Episode 034: 07‐30‐2024 Fear not the rise of the machines, for we have standards - GluuFederation/identerati-office-hours GitHub Wiki
Title: Fear not the rise of the machines, for we have standards
- Host: Mike Schwartz, Founder/CEO Gluu
- Guest: Pieter Kasselman, Principal Program Manager Microsoft
- Co-Host: Evan Gilman, Co-founder of SPIRL
Description
Machine identities have been proliferating, outnumbering human identities by a considerable margin. Despite often having far more privilege than humans, they remain under governed relative to user identities. In this episode we will discuss the drivers behind this rise in machine identities and the work happening in standards working groups like the Workload Identity in Multi-System Environments (WIMSE) and OAuth working groups that will help make these environments safer and more secure.
Homework
- Identity Is Not Just For Humans
- Machine Identity Building Blocks
- IETF Draft: Workload Identity in a Multi System Environment (WIMSE)

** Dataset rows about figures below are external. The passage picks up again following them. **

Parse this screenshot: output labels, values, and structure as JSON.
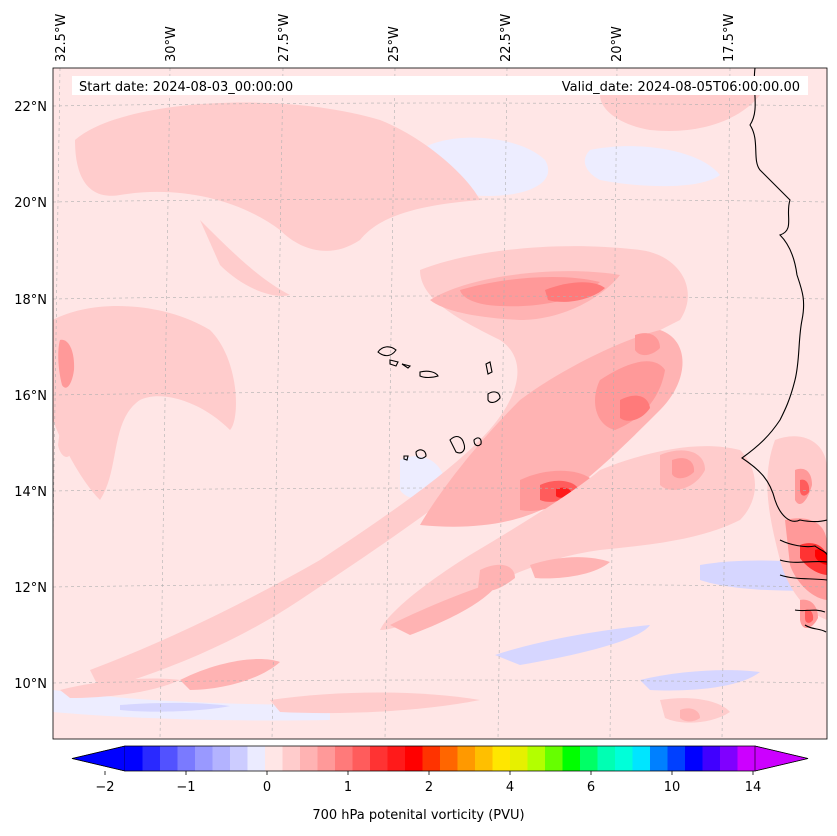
{
  "header": {
    "start_date": "Start date: 2024-08-03_00:00:00",
    "valid_date": "Valid_date: 2024-08-05T06:00:00.00"
  },
  "map": {
    "lon_labels": [
      "32.5°W",
      "30°W",
      "27.5°W",
      "25°W",
      "22.5°W",
      "20°W",
      "17.5°W"
    ],
    "lat_labels": [
      "22°N",
      "20°N",
      "18°N",
      "16°N",
      "14°N",
      "12°N",
      "10°N"
    ],
    "field": "700 hPa potenital vorticity (PVU)"
  },
  "colorbar": {
    "label": "700 hPa potenital vorticity (PVU)",
    "tick_labels": [
      "−2",
      "−1",
      "0",
      "1",
      "2",
      "4",
      "6",
      "10",
      "14"
    ],
    "colors": [
      "#0000ff",
      "#2929ff",
      "#5252ff",
      "#7a7aff",
      "#9999ff",
      "#b3b3ff",
      "#ccccff",
      "#ebebff",
      "#ffe6e6",
      "#ffcccc",
      "#ffb3b3",
      "#ff9999",
      "#ff7a7a",
      "#ff5c5c",
      "#ff3333",
      "#ff1a1a",
      "#ff0000",
      "#ff3300",
      "#ff6600",
      "#ff9900",
      "#ffbf00",
      "#ffe600",
      "#e6f000",
      "#b3ff00",
      "#66ff00",
      "#00ff00",
      "#00ff66",
      "#00ffb3",
      "#00ffd9",
      "#00e5ff",
      "#0080ff",
      "#0040ff",
      "#0000ff",
      "#4000ff",
      "#8000ff",
      "#cc00ff"
    ],
    "under_color": "#0000ff",
    "over_color": "#cc00ff"
  }
}
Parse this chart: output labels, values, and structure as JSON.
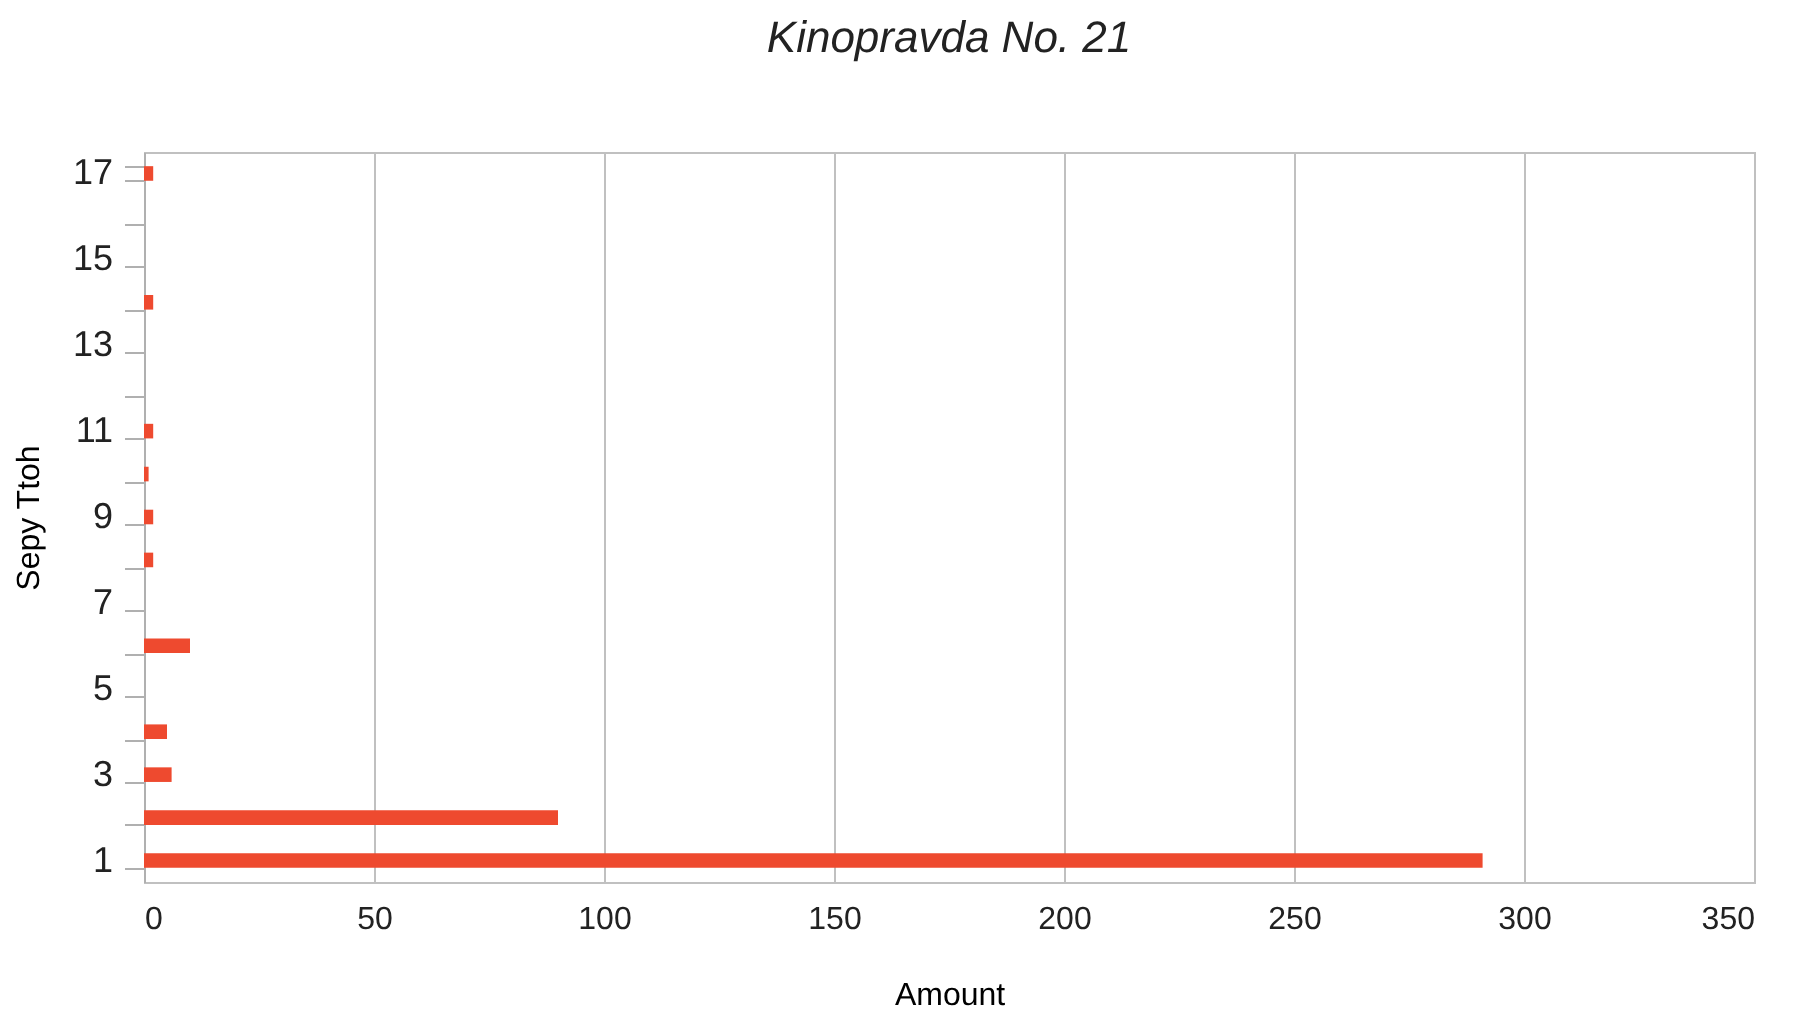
{
  "chart_data": {
    "type": "bar",
    "title": "Kinopravda No. 21",
    "xlabel": "Amount",
    "ylabel": "Sepy Ttoh",
    "orientation": "horizontal",
    "categories": [
      "17",
      null,
      "15",
      null,
      "13",
      null,
      "11",
      null,
      "9",
      null,
      "7",
      null,
      "5",
      null,
      "3",
      null,
      "1"
    ],
    "values": [
      2,
      0,
      0,
      2,
      0,
      0,
      2,
      1,
      2,
      2,
      0,
      10,
      0,
      5,
      6,
      90,
      291
    ],
    "color": "#ee4a2f",
    "xlim": [
      0,
      350
    ],
    "xticks": [
      0,
      50,
      100,
      150,
      200,
      250,
      300,
      350
    ],
    "grid": "x"
  }
}
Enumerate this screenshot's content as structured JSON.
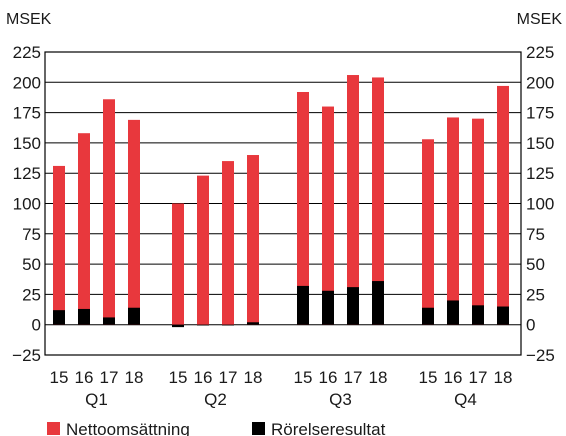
{
  "chart_data": {
    "type": "bar",
    "unit_left": "MSEK",
    "unit_right": "MSEK",
    "ylim": [
      -25,
      225
    ],
    "yticks": [
      -25,
      0,
      25,
      50,
      75,
      100,
      125,
      150,
      175,
      200,
      225
    ],
    "ytick_labels": [
      "−25",
      "0",
      "25",
      "50",
      "75",
      "100",
      "125",
      "150",
      "175",
      "200",
      "225"
    ],
    "grid": true,
    "legend_position": "bottom",
    "groups": [
      {
        "label": "Q1",
        "categories": [
          "15",
          "16",
          "17",
          "18"
        ]
      },
      {
        "label": "Q2",
        "categories": [
          "15",
          "16",
          "17",
          "18"
        ]
      },
      {
        "label": "Q3",
        "categories": [
          "15",
          "16",
          "17",
          "18"
        ]
      },
      {
        "label": "Q4",
        "categories": [
          "15",
          "16",
          "17",
          "18"
        ]
      }
    ],
    "series": [
      {
        "name": "Nettoomsättning",
        "color": "#e8383d",
        "values": [
          131,
          158,
          186,
          169,
          100,
          123,
          135,
          140,
          192,
          180,
          206,
          204,
          153,
          171,
          170,
          197
        ]
      },
      {
        "name": "Rörelseresultat",
        "color": "#000000",
        "values": [
          12,
          13,
          6,
          14,
          -2,
          0,
          0,
          2,
          32,
          28,
          31,
          36,
          14,
          20,
          16,
          15
        ]
      }
    ]
  }
}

- The goal of the WIMSE working group is to identify, articulate, and bridge the gaps and ambiguities in workload identity problems and define solutions across a diverse set of platforms and deployments, building on various protocols used in workload environments.
Takeaways
-
A SPIFFIE URI is a way to identify a workload, like
spiffe://example.org/serviceA. It can be carried in different kinds of credentials, for example, "X509v3 Subject Alternative Name" or thesubclaim of a JWT. Or maybe even theentityIDof a SAML assertion. -
SPIFFIE and the OAuth 2.0 Attestation-Based Client Authentication IETF draft serve a similar purpose: to provide a stable self-asserted identify for the workload that is registering. Not mentioned in the episode, but FIDO "Make Credential" also does this with more default privacy.
-
Workloads can assert identity during OAuth dynamic client registration ("DCR"). For example see The Use of Attestation in OAuth 2.0 Dynamic Client Registration IETF draft.
-
During DCR, a client may also present a software statement assertion ("SSA"), mentioned in section 2.3 of RFC 7591: OAuth 2.0 Dynamic Client Registration Protocol, to convey trust (i.e. authorization) and audit metadata to a workload.